By the time he’d hustled Thelma out of the house with a trash bag full of her dearest possessions, Maisy had loaded the food and water onto the porch and tied it with the bungee cords he’d packed in the ice chest. For the fifty-thousandth time in his life, he gave thanks to his father’s military training and all the contingency plans he’d been braced for. Those foil blankets didn’t just retain body heat, they were fireproof. The first aid kit had everything from sutures to antibiotics. There were wool blankets working as pads for the ice chest and a coil of rope to hold the boxes of food, and if he counted the garden hose that was wound up on one of those plastic frames with the handle, that made two coils of rope, and they were in business. Theo set Thelma down on the ice chest and double-checked the kids’ work to make sure the porch was completely unsecured. The water by this time was an inch or two under the struts that held the whole deck together, and Theo had all of thirty seconds to close his eyes, cross his fingers, and wish he believed enough to talk to God and ask him for the damned contraption to float.

He shouldn’t have closed his eyes. The porch gave a lurch and a groan and suddenly there was nothing sturdy or solid in the world.

The boys both said, “Whoa!” and Maisy screamed. Theo’s eyes shot open and he whipped his head in her direction.

“Girl, you make that sound again and we’re tying you to the garden hose and hauling you behind us, you understand?
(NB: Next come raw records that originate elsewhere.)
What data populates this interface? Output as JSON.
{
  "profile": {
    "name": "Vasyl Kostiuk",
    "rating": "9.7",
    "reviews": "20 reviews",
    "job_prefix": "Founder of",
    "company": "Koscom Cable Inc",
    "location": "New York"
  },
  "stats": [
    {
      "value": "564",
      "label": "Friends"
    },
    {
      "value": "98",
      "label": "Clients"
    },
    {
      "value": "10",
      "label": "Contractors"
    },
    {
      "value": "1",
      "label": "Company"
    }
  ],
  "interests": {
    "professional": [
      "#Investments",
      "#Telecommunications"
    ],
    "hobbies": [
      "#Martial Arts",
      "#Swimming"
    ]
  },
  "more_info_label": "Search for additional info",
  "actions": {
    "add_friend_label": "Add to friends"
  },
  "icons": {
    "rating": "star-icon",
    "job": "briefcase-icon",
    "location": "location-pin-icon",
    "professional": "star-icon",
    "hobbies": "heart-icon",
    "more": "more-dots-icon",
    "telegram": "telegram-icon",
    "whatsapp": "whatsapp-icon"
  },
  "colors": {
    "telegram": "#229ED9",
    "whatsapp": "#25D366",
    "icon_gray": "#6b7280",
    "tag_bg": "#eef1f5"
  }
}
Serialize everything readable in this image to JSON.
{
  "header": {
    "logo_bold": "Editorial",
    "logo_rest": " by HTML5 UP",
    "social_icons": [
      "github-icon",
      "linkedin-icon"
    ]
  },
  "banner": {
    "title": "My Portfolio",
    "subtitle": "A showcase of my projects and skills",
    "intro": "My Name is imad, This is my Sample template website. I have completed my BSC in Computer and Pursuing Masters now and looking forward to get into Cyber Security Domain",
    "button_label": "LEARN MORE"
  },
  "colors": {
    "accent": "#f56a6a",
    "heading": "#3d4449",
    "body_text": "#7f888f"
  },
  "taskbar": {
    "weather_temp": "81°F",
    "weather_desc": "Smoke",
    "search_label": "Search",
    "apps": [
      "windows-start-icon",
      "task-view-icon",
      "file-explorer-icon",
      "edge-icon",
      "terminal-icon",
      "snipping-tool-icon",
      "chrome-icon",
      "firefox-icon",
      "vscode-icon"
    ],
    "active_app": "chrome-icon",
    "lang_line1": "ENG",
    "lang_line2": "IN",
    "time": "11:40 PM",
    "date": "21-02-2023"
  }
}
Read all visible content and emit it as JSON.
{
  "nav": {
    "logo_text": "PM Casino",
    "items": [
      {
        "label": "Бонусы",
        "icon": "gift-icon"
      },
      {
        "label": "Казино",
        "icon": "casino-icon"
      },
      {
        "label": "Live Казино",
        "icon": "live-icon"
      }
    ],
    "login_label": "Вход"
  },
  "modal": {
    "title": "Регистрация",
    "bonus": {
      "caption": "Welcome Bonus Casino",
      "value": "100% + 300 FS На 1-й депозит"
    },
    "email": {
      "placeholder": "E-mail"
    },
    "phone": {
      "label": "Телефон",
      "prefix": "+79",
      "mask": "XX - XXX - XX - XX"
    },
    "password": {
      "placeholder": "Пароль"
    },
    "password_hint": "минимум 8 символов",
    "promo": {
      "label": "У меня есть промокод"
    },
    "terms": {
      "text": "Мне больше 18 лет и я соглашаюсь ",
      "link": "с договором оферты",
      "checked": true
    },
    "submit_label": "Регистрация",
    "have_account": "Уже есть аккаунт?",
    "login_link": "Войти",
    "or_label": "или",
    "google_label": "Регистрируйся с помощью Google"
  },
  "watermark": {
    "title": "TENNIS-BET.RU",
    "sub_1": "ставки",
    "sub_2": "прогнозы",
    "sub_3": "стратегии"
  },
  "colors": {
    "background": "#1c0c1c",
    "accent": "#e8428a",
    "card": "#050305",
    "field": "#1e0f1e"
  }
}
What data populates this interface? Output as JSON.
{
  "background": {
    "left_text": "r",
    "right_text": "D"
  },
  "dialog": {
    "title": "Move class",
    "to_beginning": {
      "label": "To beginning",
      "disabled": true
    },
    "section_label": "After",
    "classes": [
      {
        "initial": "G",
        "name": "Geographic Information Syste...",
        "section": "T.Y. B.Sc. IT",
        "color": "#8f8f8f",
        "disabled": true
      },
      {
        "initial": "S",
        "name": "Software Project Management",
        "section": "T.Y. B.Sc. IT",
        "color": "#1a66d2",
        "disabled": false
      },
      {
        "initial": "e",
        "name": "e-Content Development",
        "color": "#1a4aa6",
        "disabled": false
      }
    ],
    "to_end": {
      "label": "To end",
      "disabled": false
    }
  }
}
This is no time and no place to scream like that unless you are well and truly hurt.”

Maisy stared at him, eyes huge and hurt in her pinched, pale face, and he wanted to kick himself. “Sorry, Theo,” she said in a small voice, and he took a deep breath and tried to get his own fear under control.

“It’s okay, darlin’. I shouldn’t have yelled. You surprised me is all.”

He got a weak smile in return and felt like a first-class heel. He knew she’d been stoking a wee crush on him over the past year. He didn’t lose his temper often—and very rarely with kids. He’d been part of the Sticky community for his entire life. Big John hadn’t wanted to have a family in the city, so he’d come to the most remote and beautiful place he could possibly think of and brought his family with him.

Of course, Theo knew John and Kim had expected more children. His mother had almost died delivering him, though, a phenomenon many men denied still happened. Big John had gotten a vasectomy when Theo was only a month old, because for all his blustery, larger-than-life faults, Big John could not ever be accused of not loving his wife and his son for exactly who they were.

So Theo had grown up in this small community and knew many of the two thousand residents by name. He’d gone to college and gotten a degree in management, then come back to the mountains and asked Imelda if he could help her run the rec center. Imelda—in her sixties and damned ready to retire—had been helping him keep their community busy, clean, and healthy for the last two years. She’d claimed she only had one more year to go, and then she was going to leave Theo to it, and Theo had—at twenty-four—pretty much resigned himself to being the aging bachelor of Sticky.